Hello! Are you wondering, "What is applied math research, anyway?" This page describes recent student projects related to my long-term program to understand collective behavior in locusts. Check these out to get a sense of what doing research with me might be like, and shoot me an email if you have any questions.
Unfortunately, I do not anticipate taking on students this upcoming summer. If you're looking for research projects similar to the ones described below, I'd be happy to chat with you about future opportunities or other faculty who are engaged in similar work and might be looking for students.
If you are a Harvey Mudd student, keep an eye on the Research Opportunities Program website. New projects should appear on November 22nd.
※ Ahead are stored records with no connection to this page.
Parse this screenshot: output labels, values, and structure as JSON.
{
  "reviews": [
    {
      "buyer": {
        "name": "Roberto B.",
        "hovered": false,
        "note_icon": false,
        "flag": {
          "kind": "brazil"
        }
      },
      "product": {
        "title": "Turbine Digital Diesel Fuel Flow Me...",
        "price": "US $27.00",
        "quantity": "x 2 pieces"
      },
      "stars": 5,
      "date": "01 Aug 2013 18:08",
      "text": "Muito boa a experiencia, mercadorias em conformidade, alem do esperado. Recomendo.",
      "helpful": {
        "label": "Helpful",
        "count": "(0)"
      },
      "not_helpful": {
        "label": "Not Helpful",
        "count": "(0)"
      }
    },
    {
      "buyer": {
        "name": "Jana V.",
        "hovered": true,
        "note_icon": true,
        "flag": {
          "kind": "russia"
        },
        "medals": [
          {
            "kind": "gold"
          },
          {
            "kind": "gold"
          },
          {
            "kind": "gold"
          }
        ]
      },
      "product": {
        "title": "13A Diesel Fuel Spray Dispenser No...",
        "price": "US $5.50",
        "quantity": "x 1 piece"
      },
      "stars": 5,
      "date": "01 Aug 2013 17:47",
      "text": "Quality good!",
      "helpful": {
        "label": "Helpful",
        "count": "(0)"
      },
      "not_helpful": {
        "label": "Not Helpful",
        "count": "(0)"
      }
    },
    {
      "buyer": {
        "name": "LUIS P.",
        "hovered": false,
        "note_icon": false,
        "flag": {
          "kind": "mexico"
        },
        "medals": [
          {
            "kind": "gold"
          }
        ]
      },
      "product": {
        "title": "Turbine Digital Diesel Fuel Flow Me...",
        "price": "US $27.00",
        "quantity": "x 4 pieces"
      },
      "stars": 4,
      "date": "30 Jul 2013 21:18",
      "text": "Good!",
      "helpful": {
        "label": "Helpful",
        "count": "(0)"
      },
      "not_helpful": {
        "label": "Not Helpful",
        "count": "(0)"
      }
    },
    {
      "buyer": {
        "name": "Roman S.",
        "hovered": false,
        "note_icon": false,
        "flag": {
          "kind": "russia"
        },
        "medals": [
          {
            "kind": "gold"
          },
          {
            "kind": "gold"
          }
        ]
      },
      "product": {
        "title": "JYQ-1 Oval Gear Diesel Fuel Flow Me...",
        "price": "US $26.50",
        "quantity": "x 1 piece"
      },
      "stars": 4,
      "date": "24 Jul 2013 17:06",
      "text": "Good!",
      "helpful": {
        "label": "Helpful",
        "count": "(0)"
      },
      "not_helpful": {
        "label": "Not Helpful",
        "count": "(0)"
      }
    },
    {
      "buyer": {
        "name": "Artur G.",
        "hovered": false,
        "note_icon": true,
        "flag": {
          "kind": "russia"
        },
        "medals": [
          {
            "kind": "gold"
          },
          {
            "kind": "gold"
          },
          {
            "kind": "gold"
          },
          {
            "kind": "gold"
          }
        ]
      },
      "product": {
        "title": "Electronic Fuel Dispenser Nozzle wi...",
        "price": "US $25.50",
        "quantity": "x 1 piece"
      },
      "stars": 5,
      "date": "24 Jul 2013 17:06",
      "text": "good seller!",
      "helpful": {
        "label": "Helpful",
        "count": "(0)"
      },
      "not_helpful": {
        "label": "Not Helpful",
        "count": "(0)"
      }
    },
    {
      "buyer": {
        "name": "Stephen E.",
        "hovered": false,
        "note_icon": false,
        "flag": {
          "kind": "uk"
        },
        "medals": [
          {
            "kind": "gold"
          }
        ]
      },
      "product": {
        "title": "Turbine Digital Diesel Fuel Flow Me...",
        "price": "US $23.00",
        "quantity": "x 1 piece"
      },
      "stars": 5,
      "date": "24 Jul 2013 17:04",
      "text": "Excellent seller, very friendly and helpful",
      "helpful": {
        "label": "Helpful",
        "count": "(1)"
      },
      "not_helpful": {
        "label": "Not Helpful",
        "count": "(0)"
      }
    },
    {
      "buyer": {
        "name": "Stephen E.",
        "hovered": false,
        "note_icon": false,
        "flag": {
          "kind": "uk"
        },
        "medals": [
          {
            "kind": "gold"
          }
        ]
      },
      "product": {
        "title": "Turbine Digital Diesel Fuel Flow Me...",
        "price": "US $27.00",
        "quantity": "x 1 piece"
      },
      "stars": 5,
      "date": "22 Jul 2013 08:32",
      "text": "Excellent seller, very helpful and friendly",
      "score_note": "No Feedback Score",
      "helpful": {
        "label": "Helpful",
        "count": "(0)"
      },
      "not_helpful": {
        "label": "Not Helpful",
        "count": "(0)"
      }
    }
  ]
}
Locusts form swarms with distinctive geometries that appear to aid in foraging. Fig A shows locusts moving perpendicular to the line of advancing insects through a lush agricultural field. In contrast, Fig C shows locusts moving parallel to the collective stream towards an isolated patch of vegetation. No leader directs the swarm to aggregate or move in these ways, instead both collective behaviors can be attributed to the interaction of rules that dictate an individual locust's attraction to food and social attraction/repulsion from other locusts. Understanding that interaction may eventually help identify efficient strategies for controlling locust outbreaks.
Most of the recent projects below involve data science in an effort to advance our empirical understanding of locust behavior within a swarm.
Motion Tracking Individual Locusts in a Swarm
The form, speed, and density of these swarms is in large part due to social interactions, such as a locust orienting itself to move in the same direction as its neighbors. In order to deduce these interactions, we extracted numerical trajectories from raw video footage of locusts marching in the field. The video was provided by our collaborator Jerome Buhl (University of Adelaide), an eminent locust biologist. We conducted exploratory analysis of these trajectories, which continued in additional projects below.
On the left is a visual representation of our tracking process. Top: Locusts (dark dots) walk and hop in a naturally occurring swarm. Bottom: Processed video shows locusts (bright spots) detected by the algorithm (purple circles) and linked into trajectories (rainbow lines).
This project was part of the HMC Data Science REU, supported by NSF Grant DMS - 1757952.
Classifying Motion State with Support Vector Machines
Starting with the trajectories we collected from video, we investigated the movement behavior of individuals within the swarm. We developed a support vector machine (SVM) to classify motion into three states: stationary, walking, and hopping. The SVM used motion characteristics of the trajectories such as mean speed averaged over the near future and near past and standard deviation of speed over the same time window. We trained the SVM with data from diligently collected manual classification. Through cross-validation we estimated that the SVM was between 85-90% accurate. Approximately half the data was classified as hopping and the other half was split almost evenly between stationary and walking. This provided the first quantitative insight into how locusts move in a natural swarm!
The figure on the right shows an iteration of our SVM that shows clear clustering of the data. Figure credit to our collaborator Michael Culshaw-Maurer.
Deducing Insect Interactions from Field Data
We set out to infer how individuals interacted with their nearby neighbors. Our aim was to deduce biologically realistic rules for these interactions that could inform the creation of a future agent-based model that can produce swarms comparable to those observed in nature.
On the right, we plotted two-dimensional histograms of the position of nearby neighbors relative to a focal locust (red arrow) that is stopped (top) and crawling (bottom). Yellow indicates higher counts of neighbors while blue indicates lower counts. Note that crawling locusts have fewer neighbors in front of them. This suggested to us that when a crawling locust sees a neighbor directly in front, it either stops moving or turns to avoid a collision.
Figure credit goes to Jacob Landsberg (Haverford College '21) who conducted the bulk of this work as part of his senior thesis!
The Sociobiology of Foraging Strategies
Perhaps the most striking characteristic of locust behavior is that they manifest an epigenetic phase change where they transition from solitary individuals (when resources are plentiful) to gregarious foragers (when resources are sparse). It is believed that this behavioral transition evolved independently in multiple locust species on at least three continents.
Our hypothesis is that this behavioral transition increases foraging efficiency for the swarm and survival potential for the species. We formulated this as a question in game theory and compared predictions using an extension of the agent-based model developed by Hannah Larson (HMC 2020) shown in the Overview Fig F. Dominant ecological theories of foraging describe the optimal search strategy of an individual only. Whereas game theory provides routes for optimizing strategies for groups. Our goal was to explain mathematically why locust behavior is bimodal.